Deep, data-driven modeling of room acoustics: literature review and research perspectives
Toon van Waterschoot
TL;DR
This paper surveys deep, data-driven approaches to room acoustics, contrasting traditional physics-based and statistical models with purely data-driven DL methods and physics-informed approaches. It covers inverse-problem DL work estimating reverberation and room parameters (e.g., $T_{60}$, $C_{50}$, $DRR$, $EDT$, $D_{50}$, $T_s$, $STI$, $SII$) and tasks such as room geometry inference, localization, and sound-field reconstruction, while detailing encoder-decoder, U-Net, and Transformer-based architectures. It then organizes geometry-based DL models that encode scene geometry and wave-based PINN approaches that enforce acoustic equations, highlighting examples like Neural Acoustic Field (NAF), Novel-View Acoustic Synthesis (NVAS), DeepONet and PIBI-Nets for boundary-informed reconstruction. Finally, it identifies data availability, theoretical understanding of why DL works in acoustics, and bridging geometric and wave-based DL as key challenges, arguing that boundary-aware, physics-informed networks offer a promising path for more faithful, data-efficient room acoustic modeling.
Abstract
Our everyday auditory experience is shaped by the acoustics of the indoor environments in which we live. Room acoustics modeling is aimed at establishing mathematical representations of acoustic wave propagation in such environments. These representations are relevant to a variety of problems ranging from echo-aided auditory indoor navigation to restoring speech understanding in cocktail party scenarios. Many disciplines in science and engineering have recently witnessed a paradigm shift powered by deep learning (DL), and room acoustics research is no exception.
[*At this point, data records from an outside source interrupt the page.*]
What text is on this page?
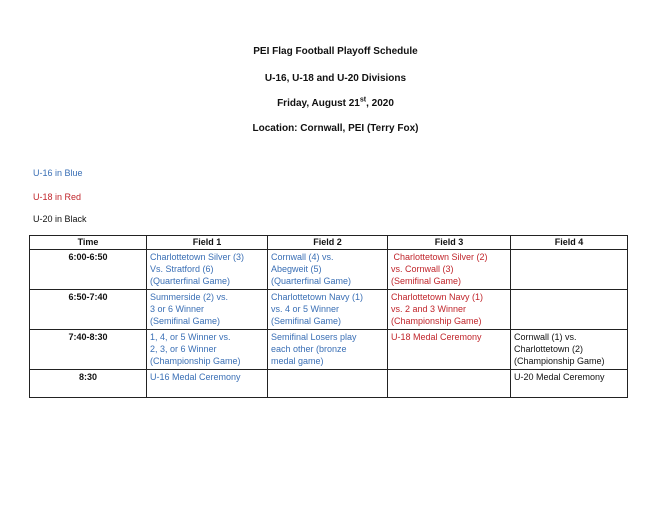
PEI Flag Football Playoff Schedule
U-16, U-18 and U-20 Divisions
Friday, August 21st, 2020
Location: Cornwall, PEI (Terry Fox)
U-16 in Blue
U-18 in Red
U-20 in Black
Time	Field 1	Field 2	Field 3	Field 4
6:00-6:50	Charlottetown Silver (3)
Vs. Stratford (6)
(Quarterfinal Game)	Cornwall (4) vs.
Abegweit (5)
(Quarterfinal Game)	Charlottetown Silver (2)
vs. Cornwall (3)
(Semifinal Game)	

6:50-7:40	Summerside (2) vs.
3 or 6 Winner
(Semifinal Game)	Charlottetown Navy (1)
vs. 4 or 5 Winner
(Semifinal Game)	Charlottetown Navy (1)
vs. 2 and 3 Winner
(Championship Game)	

7:40-8:30	1, 4, or 5 Winner vs.
2, 3, or 6 Winner
(Championship Game)	Semifinal Losers play
each other (bronze
medal game)	U-18 Medal Ceremony	Cornwall (1) vs.
Charlottetown (2)
(Championship Game)

8:30	U-16 Medal Ceremony			U-20 Medal Ceremony
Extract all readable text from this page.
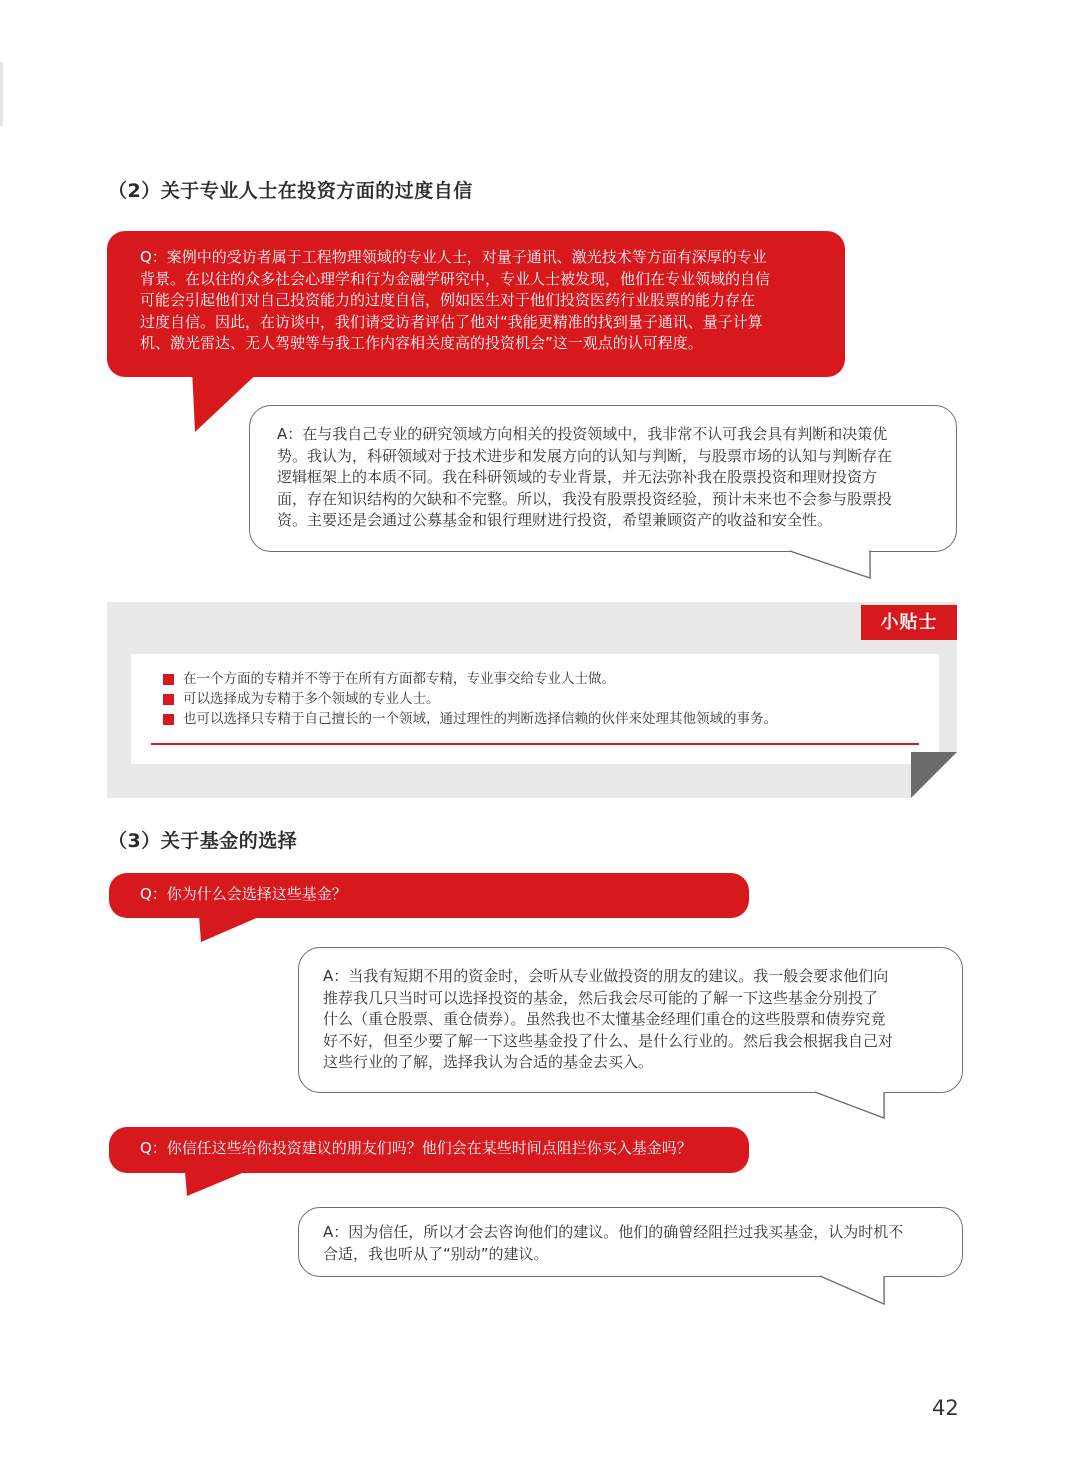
（2）关于专业人士在投资方面的过度自信
Q：案例中的受访者属于工程物理领域的专业人士，对量子通讯、激光技术等方面有深厚的专业
背景。在以往的众多社会心理学和行为金融学研究中，专业人士被发现，他们在专业领域的自信
可能会引起他们对自己投资能力的过度自信，例如医生对于他们投资医药行业股票的能力存在
过度自信。因此，在访谈中，我们请受访者评估了他对“我能更精准的找到量子通讯、量子计算
机、激光雷达、无人驾驶等与我工作内容相关度高的投资机会”这一观点的认可程度。
A：在与我自己专业的研究领域方向相关的投资领域中，我非常不认可我会具有判断和决策优
势。我认为，科研领域对于技术进步和发展方向的认知与判断，与股票市场的认知与判断存在
逻辑框架上的本质不同。我在科研领域的专业背景，并无法弥补我在股票投资和理财投资方
面，存在知识结构的欠缺和不完整。所以，我没有股票投资经验，预计未来也不会参与股票投
资。主要还是会通过公募基金和银行理财进行投资，希望兼顾资产的收益和安全性。
小贴士
在一个方面的专精并不等于在所有方面都专精，专业事交给专业人士做。
可以选择成为专精于多个领域的专业人士。
也可以选择只专精于自己擅长的一个领域，通过理性的判断选择信赖的伙伴来处理其他领域的事务。
（3）关于基金的选择
Q：你为什么会选择这些基金？
A：当我有短期不用的资金时，会听从专业做投资的朋友的建议。我一般会要求他们向
推荐我几只当时可以选择投资的基金，然后我会尽可能的了解一下这些基金分别投了
什么（重仓股票、重仓债券）。虽然我也不太懂基金经理们重仓的这些股票和债券究竟
好不好，但至少要了解一下这些基金投了什么、是什么行业的。然后我会根据我自己对
这些行业的了解，选择我认为合适的基金去买入。
Q：你信任这些给你投资建议的朋友们吗？他们会在某些时间点阻拦你买入基金吗？
A：因为信任，所以才会去咨询他们的建议。他们的确曾经阻拦过我买基金，认为时机不
合适，我也听从了“别动”的建议。
42
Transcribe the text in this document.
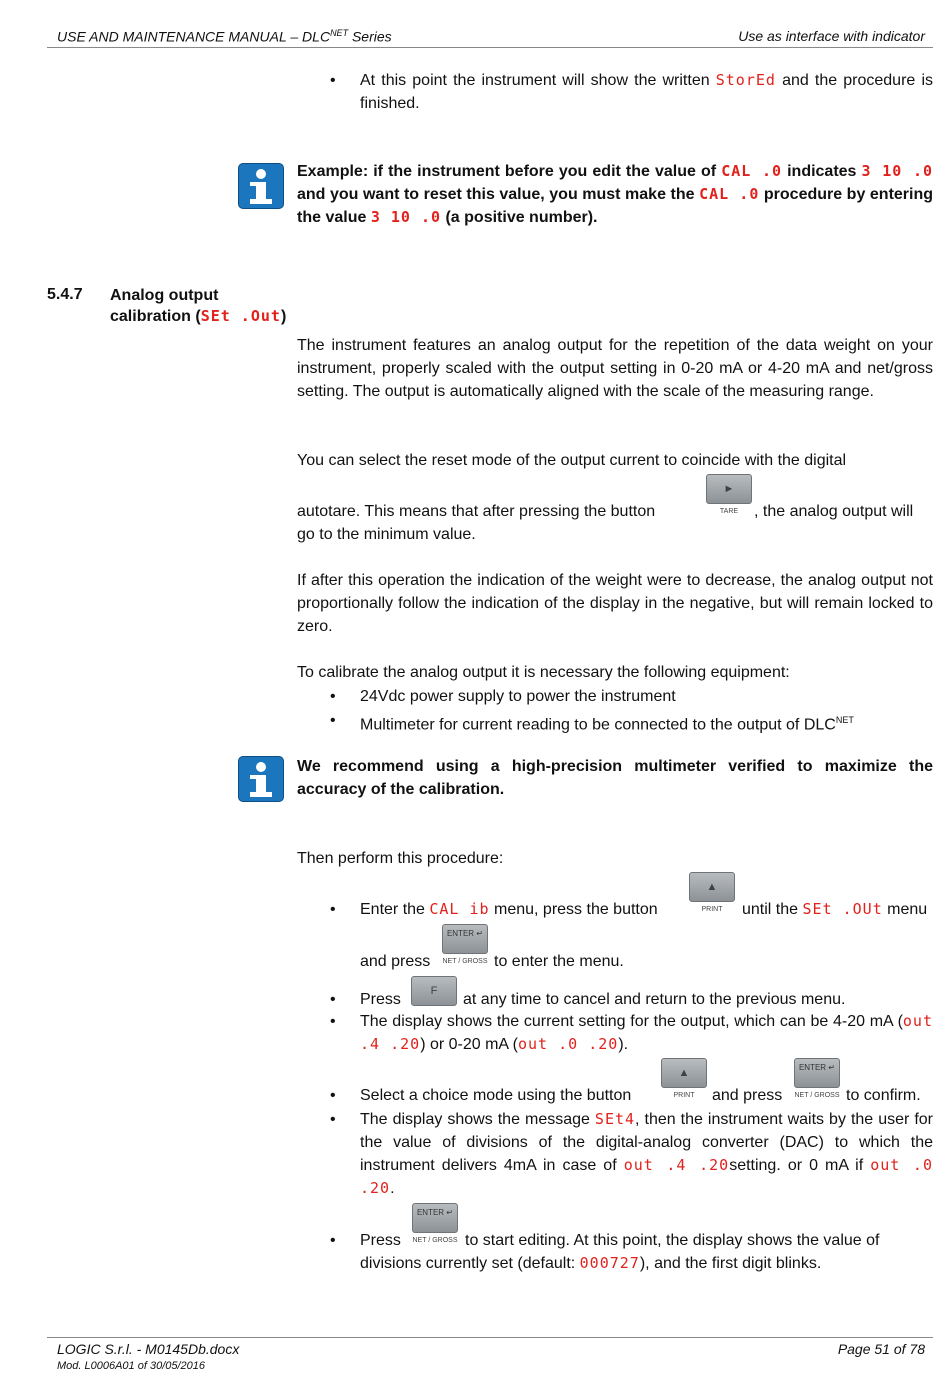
USE AND MAINTENANCE MANUAL – $DLC^{NET}$ Series	Use as interface with indicator
• At this point the instrument will show the written StorEd and the procedure is finished.
Example: if the instrument before you edit the value of CAL .0 indicates 3 10 .0 and you want to reset this value, you must make the CAL .0 procedure by entering the value 3 10 .0 (a positive number).
5.4.7 Analog output
calibration (SEt .Out)
The instrument features an analog output for the repetition of the data weight on your instrument, properly scaled with the output setting in 0-20 mA or 4-20 mA and net/gross setting. The output is automatically aligned with the scale of the measuring range.
You can select the reset mode of the output current to coincide with the digital
autotare. This means that after pressing the button
►
TARE , the analog output will
go to the minimum value.
If after this operation the indication of the weight were to decrease, the analog output not proportionally follow the indication of the display in the negative, but will remain locked to zero.
To calibrate the analog output it is necessary the following equipment:
• 24Vdc power supply to power the instrument
• Multimeter for current reading to be connected to the output of $DLC^{NET}$
We recommend using a high-precision multimeter verified to maximize the accuracy of the calibration.
Then perform this procedure:
• Enter the CAL ib menu, press the button
▲
PRINT	until the SEt .OUt menu
and press
ENTER ↵
NET / GROSS to enter the menu.
• Press	F	at any time to cancel and return to the previous menu.
• The display shows the current setting for the output, which can be 4-20 mA (out .4 .20) or 0-20 mA (out .0 .20).
• Select a choice mode using the button
▲
PRINT	and press
ENTER ↵
NET / GROSS to confirm.
• The display shows the message SEt4, then the instrument waits by the user for the value of divisions of the digital-analog converter (DAC) to which the instrument delivers 4mA in case of out .4 .20setting. or 0 mA if out .0 .20.
• Press
ENTER ↵
NET / GROSS to start editing. At this point, the display shows the value of
divisions currently set (default: 000727), and the first digit blinks.
LOGIC S.r.l. - M0145Db.docx	Page 51 of 78
Mod. L0006A01 of 30/05/2016
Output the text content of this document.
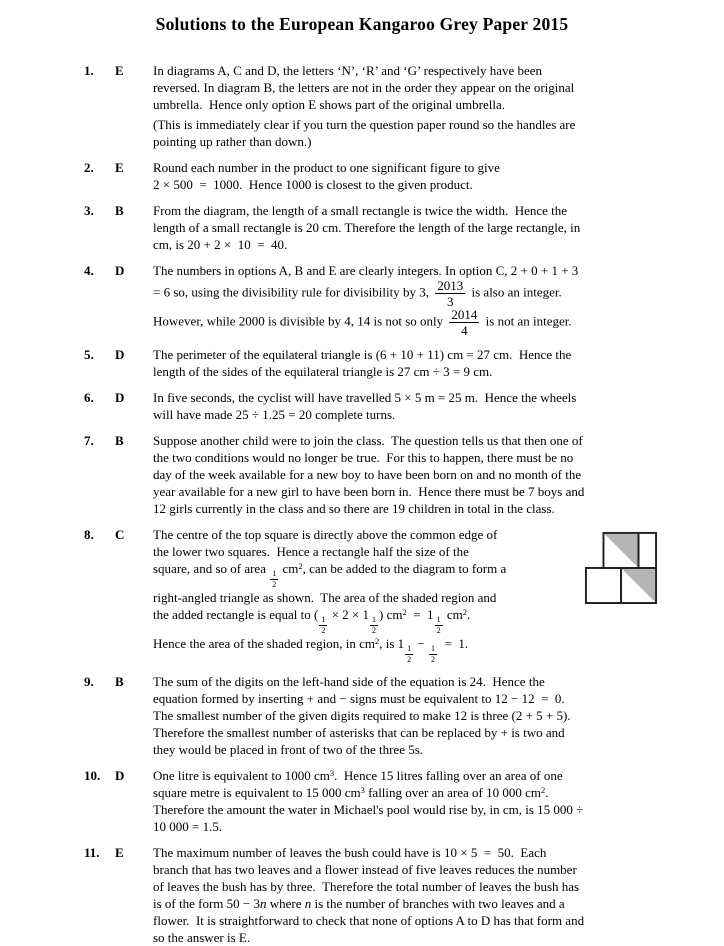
Solutions to the European Kangaroo Grey Paper 2015
1.	E	In diagrams A, C and D, the letters ‘N’, ‘R’ and ‘G’ respectively have been
reversed. In diagram B, the letters are not in the order they appear on the original
umbrella.  Hence only option E shows part of the original umbrella.
(This is immediately clear if you turn the question paper round so the handles are
pointing up rather than down.)
2.	E	Round each number in the product to one significant figure to give
2 × 500  =  1000.  Hence 1000 is closest to the given product.
3.	B	From the diagram, the length of a small rectangle is twice the width.  Hence the
length of a small rectangle is 20 cm. Therefore the length of the large rectangle, in
cm, is 20 + 2 ×  10  =  40.
4.	D	The numbers in options A, B and E are clearly integers. In option C, 2 + 0 + 1 + 3
= 6 so, using the divisibility rule for divisibility by 3, $\frac{2013}{3}$ is also an integer.
However, while 2000 is divisible by 4, 14 is not so only $\frac{2014}{4}$ is not an integer.
5.	D	The perimeter of the equilateral triangle is (6 + 10 + 11) cm = 27 cm.  Hence the
length of the sides of the equilateral triangle is 27 cm ÷ 3 = 9 cm.
6.	D	In five seconds, the cyclist will have travelled 5 × 5 m = 25 m.  Hence the wheels
will have made 25 ÷ 1.25 = 20 complete turns.
7.	B	Suppose another child were to join the class.  The question tells us that then one of
the two conditions would no longer be true.  For this to happen, there must be no
day of the week available for a new boy to have been born on and no month of the
year available for a new girl to have been born in.  Hence there must be 7 boys and
12 girls currently in the class and so there are 19 children in total in the class.
8.	C	The centre of the top square is directly above the common edge of
the lower two squares.  Hence a rectangle half the size of the
square, and so of area
$\frac{1}{2}$
$cm^2$, can be added to the diagram to form a
right-angled triangle as shown.  The area of the shaded region and
the added rectangle is equal to (
$\frac{1}{2}$
× 2 × 1
$\frac{1}{2}$
) $cm^2 = 1$
$\frac{1}{2}$
$cm^2$.
Hence the area of the shaded region, in $cm^2$, is 1
$\frac{1}{2}$
−
$\frac{1}{2}$
=  1.
9.	B	The sum of the digits on the left-hand side of the equation is 24.  Hence the
equation formed by inserting + and − signs must be equivalent to 12 − 12  =  0.
The smallest number of the given digits required to make 12 is three (2 + 5 + 5).
Therefore the smallest number of asterisks that can be replaced by + is two and
they would be placed in front of two of the three 5s.
10.	D	One litre is equivalent to 1000 $cm^3$.  Hence 15 litres falling over an area of one
square metre is equivalent to 15 000 $cm^3$ falling over an area of 10 000 $cm^2$.
Therefore the amount the water in Michael's pool would rise by, in cm, is 15 000 ÷
10 000 = 1.5.
11.	E	The maximum number of leaves the bush could have is 10 × 5  =  50.  Each
branch that has two leaves and a flower instead of five leaves reduces the number
of leaves the bush has by three.  Therefore the total number of leaves the bush has
is of the form 50 − 3n where n is the number of branches with two leaves and a
flower.  It is straightforward to check that none of options A to D has that form and
so the answer is E.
The majority of deep, data-driven room acoustics models are inspired by DL-based speech and image processing, and hence lack the intrinsic space-time structure of acoustic wave propagation. More recently, DL-based models for room acoustics that include either geometric or wave-based information have delivered promising results, primarily for the problem of sound field reconstruction. In this review paper, we will provide an extensive and structured literature review on deep, data-driven modeling in room acoustics. Moreover, we position these models in a framework that allows for a conceptual comparison with traditional physical and data-driven models. Finally, we identify strengths and shortcomings of deep, data-driven room acoustics models and outline the main challenges for further research.